Gestern ist der Filmregisseur Bernardo Bertolucci verstorben. Er wurde 77 Jahre alt. Bekannt wurde er durch Spielfilme wie „Der letzte Tango in Paris“, „Der letzte Kaiser“ oder „Der große Irrtum“. Zahlreiche Medien trauern heute um ihn. Das hat seinen Grund und verlangt nach einem etwas anderen Nachruf.
Bernardo Bertolucci stammte aus Baccanelli, einem Ortsteil im Südwesten von Parma, einer Stadt, die nach dem Krieg fest in der Hand der kommunistischen Partei war. Geboren wurde er 1941. Auch Bertolucci bekannte sich ein Leben lang zur politischen Linken. Seine nennenswerten Filme haben zwei Schwerpunkte, die seine Phantasie beflügelten: Sex & Revolution.
In einem Interview für die Internet-Zeitung Quotidiano.net sagte er am vergangenen 6. Mai: „1964 zeigte ich in Vor der Revolution einen bürgerlichen Kommunisten, der gegen eine erstarrte Partei polemisierte, die gegenüber dem Neuen verschlossen war.“ Das war keine grundsätzlich Kritik, sondern bestenfalls der Ansatz einer innerlinken Kritik an der kommunistischen Partei
Wie der fast gleichaltrige Liedermacher Fabrizio De André in seinem Album „Storia di un impiegato“ (Geschichte eines Angestellten) entfaltete auch Bertolucci linke Machtphantasien. So wie De André Zeit seines Lebens Anarchist war, war Bertolucci Kommunist. „Vielleicht ist das das Laster der italienischen Cineasten“, so der Kulturkritiker Rino Cammilleri. Gérard Depardieu sagte einmal von ihnen, daß sie „alles Kommunisten mit Häusern“ sind. Mit Häusern meinte er verschwenderische Villen, mit denen sie ihren Reichtum und ihren gesellschaftlichen Status zur Schau stellen, sich aber zur Linken bekennen.
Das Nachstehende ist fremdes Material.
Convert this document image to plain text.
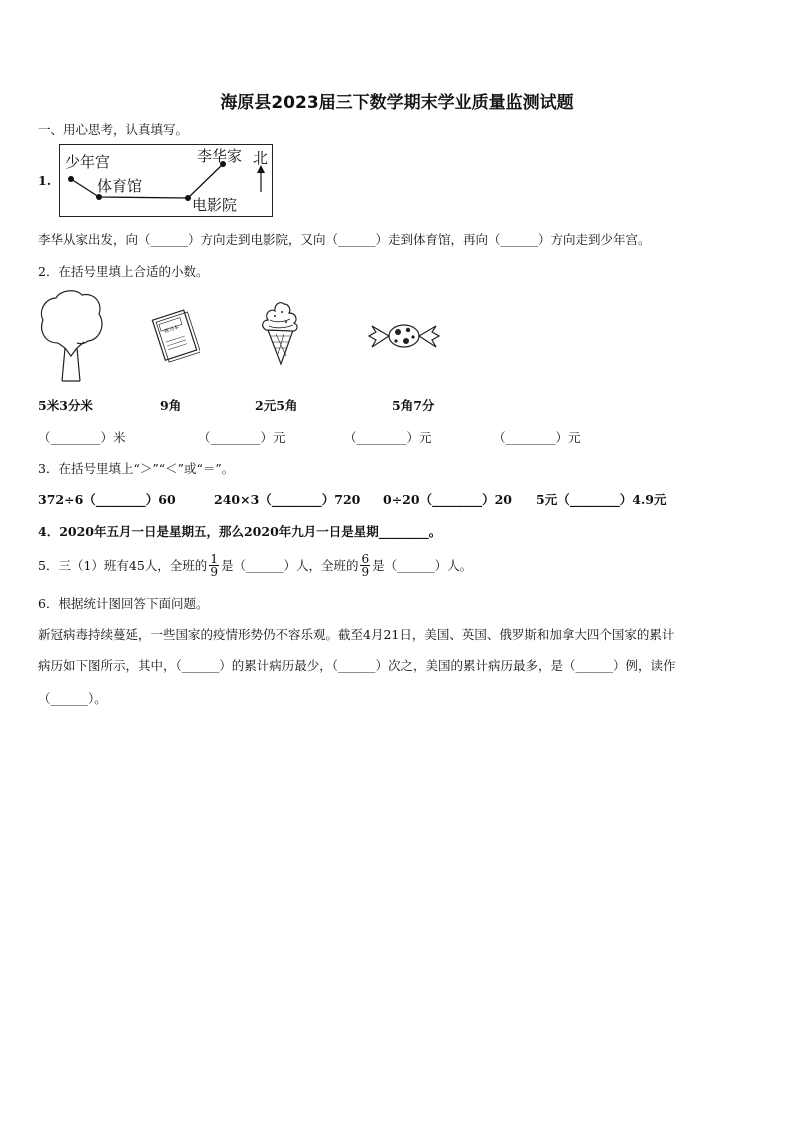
海原县2023届三下数学期末学业质量监测试题
一、用心思考，认真填写。
1.
少年宫
体育馆
李华家
电影院
北
李华从家出发，向（______）方向走到电影院，又向（______）走到体育馆，再向（______）方向走到少年宫。
2．在括号里填上合适的小数。
练习本
5米3分米	9角	2元5角	5角7分
（________）米	（________）元	（________）元	（________）元
3．在括号里填上“＞”“＜”或“＝”。
372÷6（________）60	240×3（________）720 0÷20（________）20 5元（________）4.9元
4．2020年五月一日是星期五，那么2020年九月一日是星期________。
5．三（1）班有45人，全班的 $\frac{1}{9}$ 是（______）人，全班的 $\frac{6}{9}$ 是（______）人。
6．根据统计图回答下面问题。
新冠病毒持续蔓延，一些国家的疫情形势仍不容乐观。截至4月21日，美国、英国、俄罗斯和加拿大四个国家的累计
病历如下图所示，其中，（______）的累计病历最少，（______）次之，美国的累计病历最多，是（______）例，读作
（______）。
Sex & Revolution ist der stilistische Schlüssel zu vielen seiner Filme, einschließlich seinem vorletzten: „Die Träumer“ (2003), in dem die Hauptfiguren Doktor spielen im aufgewühlten Paris des Jahres 1968. Sein Hauptwerk, der Film „1900“ (Novecento) von 1976, zeigt einen alten Burt Lancaster als Grundherr neben einem ebenso alten Sterling Hayden, der einer seiner Angestellten ist. Ersterer lädt ein, auf die Geburt seines Enkels anzustoßen, was Letzterer aus Klassenhaß ablehnt.
Die nächste Szene zeigt den Grundherren, wie er einem sehr jungen Mädchen, der Tochter seiner Angestellten, eindeutige Avancen macht. Als sie sich in kindlicher Art darüber lustig macht, erhängt er sich. Eine Welt ohne Sex lohnt es nicht, zu leben.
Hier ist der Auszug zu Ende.